At this point I remembered Cezanne's description of how his hands and the paintbrush and the canvas would merge together in the act of painting – what Deleuze called the "diagram" (see my entry on Cezanne Unlocking Sensation ). The act of painting for Cezanne, this merge between mental and external apparatus, rhymthically moving together, is a "mangrove effect". Cezanne:
Our art must shock nature into permanence, together with all the components and manifestations of change. Art must make nature eternal in our imagination.
August 25, 2005
Can Clark's open-minded and pragmatic cognitive science be applied beyond the scope of problem-solving behaviour to which it is aimed?

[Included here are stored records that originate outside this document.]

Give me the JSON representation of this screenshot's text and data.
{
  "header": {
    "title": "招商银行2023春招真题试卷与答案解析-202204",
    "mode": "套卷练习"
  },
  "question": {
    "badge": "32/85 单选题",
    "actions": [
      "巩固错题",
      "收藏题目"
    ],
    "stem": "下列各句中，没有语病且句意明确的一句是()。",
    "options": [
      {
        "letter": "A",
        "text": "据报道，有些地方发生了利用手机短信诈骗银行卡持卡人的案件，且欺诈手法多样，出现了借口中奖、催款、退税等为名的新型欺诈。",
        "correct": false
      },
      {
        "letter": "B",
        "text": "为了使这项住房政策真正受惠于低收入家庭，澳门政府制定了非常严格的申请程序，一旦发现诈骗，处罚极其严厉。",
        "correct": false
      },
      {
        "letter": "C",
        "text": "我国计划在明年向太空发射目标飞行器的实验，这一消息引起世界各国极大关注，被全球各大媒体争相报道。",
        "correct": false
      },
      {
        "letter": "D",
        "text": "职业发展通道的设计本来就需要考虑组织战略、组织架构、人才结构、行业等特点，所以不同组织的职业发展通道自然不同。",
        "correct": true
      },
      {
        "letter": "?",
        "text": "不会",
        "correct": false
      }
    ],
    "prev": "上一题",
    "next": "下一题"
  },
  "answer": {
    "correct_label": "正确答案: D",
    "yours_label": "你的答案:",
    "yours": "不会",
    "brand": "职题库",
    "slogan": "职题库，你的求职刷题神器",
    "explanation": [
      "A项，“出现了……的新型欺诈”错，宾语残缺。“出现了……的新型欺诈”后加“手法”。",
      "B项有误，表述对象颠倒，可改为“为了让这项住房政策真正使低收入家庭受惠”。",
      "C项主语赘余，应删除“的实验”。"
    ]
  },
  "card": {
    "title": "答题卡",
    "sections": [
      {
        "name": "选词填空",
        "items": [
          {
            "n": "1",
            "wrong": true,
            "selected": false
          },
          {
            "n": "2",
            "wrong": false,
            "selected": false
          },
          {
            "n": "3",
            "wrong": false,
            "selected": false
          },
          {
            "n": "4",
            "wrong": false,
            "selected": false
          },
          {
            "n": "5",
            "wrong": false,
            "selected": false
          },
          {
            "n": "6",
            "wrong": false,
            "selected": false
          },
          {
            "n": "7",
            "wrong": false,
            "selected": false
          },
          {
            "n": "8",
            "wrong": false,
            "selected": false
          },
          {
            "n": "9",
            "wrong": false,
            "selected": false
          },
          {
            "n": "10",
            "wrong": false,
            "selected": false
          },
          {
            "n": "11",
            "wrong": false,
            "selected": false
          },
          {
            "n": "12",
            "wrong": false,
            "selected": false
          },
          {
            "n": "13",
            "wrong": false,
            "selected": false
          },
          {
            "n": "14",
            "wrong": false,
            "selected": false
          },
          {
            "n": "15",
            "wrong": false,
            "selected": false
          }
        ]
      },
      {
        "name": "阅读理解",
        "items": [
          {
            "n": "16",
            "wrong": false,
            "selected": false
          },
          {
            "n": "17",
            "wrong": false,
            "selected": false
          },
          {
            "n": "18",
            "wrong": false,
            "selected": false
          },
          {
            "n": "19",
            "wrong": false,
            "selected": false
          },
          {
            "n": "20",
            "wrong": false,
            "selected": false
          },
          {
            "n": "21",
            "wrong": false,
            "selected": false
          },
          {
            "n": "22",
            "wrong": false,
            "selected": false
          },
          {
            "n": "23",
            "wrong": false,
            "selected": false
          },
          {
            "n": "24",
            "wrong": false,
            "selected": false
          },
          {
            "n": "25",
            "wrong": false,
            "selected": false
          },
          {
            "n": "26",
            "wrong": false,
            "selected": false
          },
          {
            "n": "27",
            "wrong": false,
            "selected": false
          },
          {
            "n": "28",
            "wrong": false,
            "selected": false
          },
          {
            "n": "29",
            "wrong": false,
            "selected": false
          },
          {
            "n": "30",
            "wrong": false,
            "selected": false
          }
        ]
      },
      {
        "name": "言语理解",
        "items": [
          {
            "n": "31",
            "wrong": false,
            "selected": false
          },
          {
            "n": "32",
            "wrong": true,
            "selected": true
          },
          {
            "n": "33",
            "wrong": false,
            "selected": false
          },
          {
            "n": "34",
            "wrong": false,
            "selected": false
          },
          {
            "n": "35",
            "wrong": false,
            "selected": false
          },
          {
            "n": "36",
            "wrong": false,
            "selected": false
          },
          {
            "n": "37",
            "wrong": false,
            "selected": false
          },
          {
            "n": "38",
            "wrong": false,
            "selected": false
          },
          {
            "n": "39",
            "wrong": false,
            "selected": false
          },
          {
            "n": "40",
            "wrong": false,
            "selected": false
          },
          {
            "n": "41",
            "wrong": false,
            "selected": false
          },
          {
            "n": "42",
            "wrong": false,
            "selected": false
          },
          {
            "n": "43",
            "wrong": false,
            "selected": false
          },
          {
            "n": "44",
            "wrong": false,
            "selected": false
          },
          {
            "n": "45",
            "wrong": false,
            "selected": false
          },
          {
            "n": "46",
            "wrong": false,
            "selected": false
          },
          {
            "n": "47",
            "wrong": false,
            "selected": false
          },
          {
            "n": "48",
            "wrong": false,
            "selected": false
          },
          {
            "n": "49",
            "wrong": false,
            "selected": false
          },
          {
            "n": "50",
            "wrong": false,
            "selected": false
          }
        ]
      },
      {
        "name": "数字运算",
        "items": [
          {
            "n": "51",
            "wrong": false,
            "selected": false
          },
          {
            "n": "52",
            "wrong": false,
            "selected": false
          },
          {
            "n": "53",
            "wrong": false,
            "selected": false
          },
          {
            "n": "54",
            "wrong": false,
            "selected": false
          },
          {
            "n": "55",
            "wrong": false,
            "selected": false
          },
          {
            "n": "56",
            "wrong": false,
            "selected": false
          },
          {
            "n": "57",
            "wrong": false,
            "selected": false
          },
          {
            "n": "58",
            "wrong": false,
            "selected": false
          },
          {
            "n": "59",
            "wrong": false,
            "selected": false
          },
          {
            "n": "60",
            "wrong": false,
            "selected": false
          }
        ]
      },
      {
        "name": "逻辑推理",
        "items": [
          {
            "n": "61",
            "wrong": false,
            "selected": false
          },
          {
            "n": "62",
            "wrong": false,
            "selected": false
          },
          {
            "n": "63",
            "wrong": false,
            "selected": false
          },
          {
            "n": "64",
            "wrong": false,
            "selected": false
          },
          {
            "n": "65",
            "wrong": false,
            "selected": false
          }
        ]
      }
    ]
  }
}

By Chapter 9 of Being There, Clark has etablished good arguments for a more open-minded and pragmatic cognitive science, combining dynamical, computational, componential, symbol-processing and representational models so as to match the richness that we should expect of real minds. There is also the start of a set of heuristics to guide us in deciding which approach (or blend of approaches) to use in a given situation. The discussions of 'continuous reciprocol causation' and 'representation-hungry problems' provide some clues as to what indicators to seek in choosing methodologies for specific situtations.
Chapter 9, Minds and Markets, opens this up further, arguing for the importance of seeing minds as embedded in and formed from a set of other 'external' open systems. These real-world cognitive tool kits provide the material required for the various tricks and techniques that allow a brain to extend its intelligence and power significantly:
The idea, in short, is that advanced cognition depends crucially on our abilities to dissipate reasoning: to diffuse achieved knowledge and practical wisdom through complex social structures, and to reduce the loads on individual brains by locating those brains in complex webs of linguistic, social, political, and institutional constraints.
This may in fact sound rather obvious. Research in psychology, linguistics, sociology is concerned with just this. However, we could argue that there is a tendency to 'protectionism' that guards certain cognitive activities from this analysis. The discourse on 'creativity', for example, even now is surrounded by notions of genius. Studies of creativity as an embedded, machinic process (such as Deleuze's study of Bacon) are rare. And yet such studies have proven to be revealing and powerful.
My argument is that the 'higher' we can set the aims of the 'higher reasoning' addressed by Clarke, the better. Apply his methods without limit.
But at the same time, be critical and wary of his bias towards reasoning as pattern-matching, goal achieving, problem solving. Note the emphasis on constraints, and the lack of consideration of 'wild' less-directed revolutionary creative activities, in which arrangements of 'continuous recipricol causation' emerge rapidly, redefing the problem-space faster than the selection of problem solving apparatus.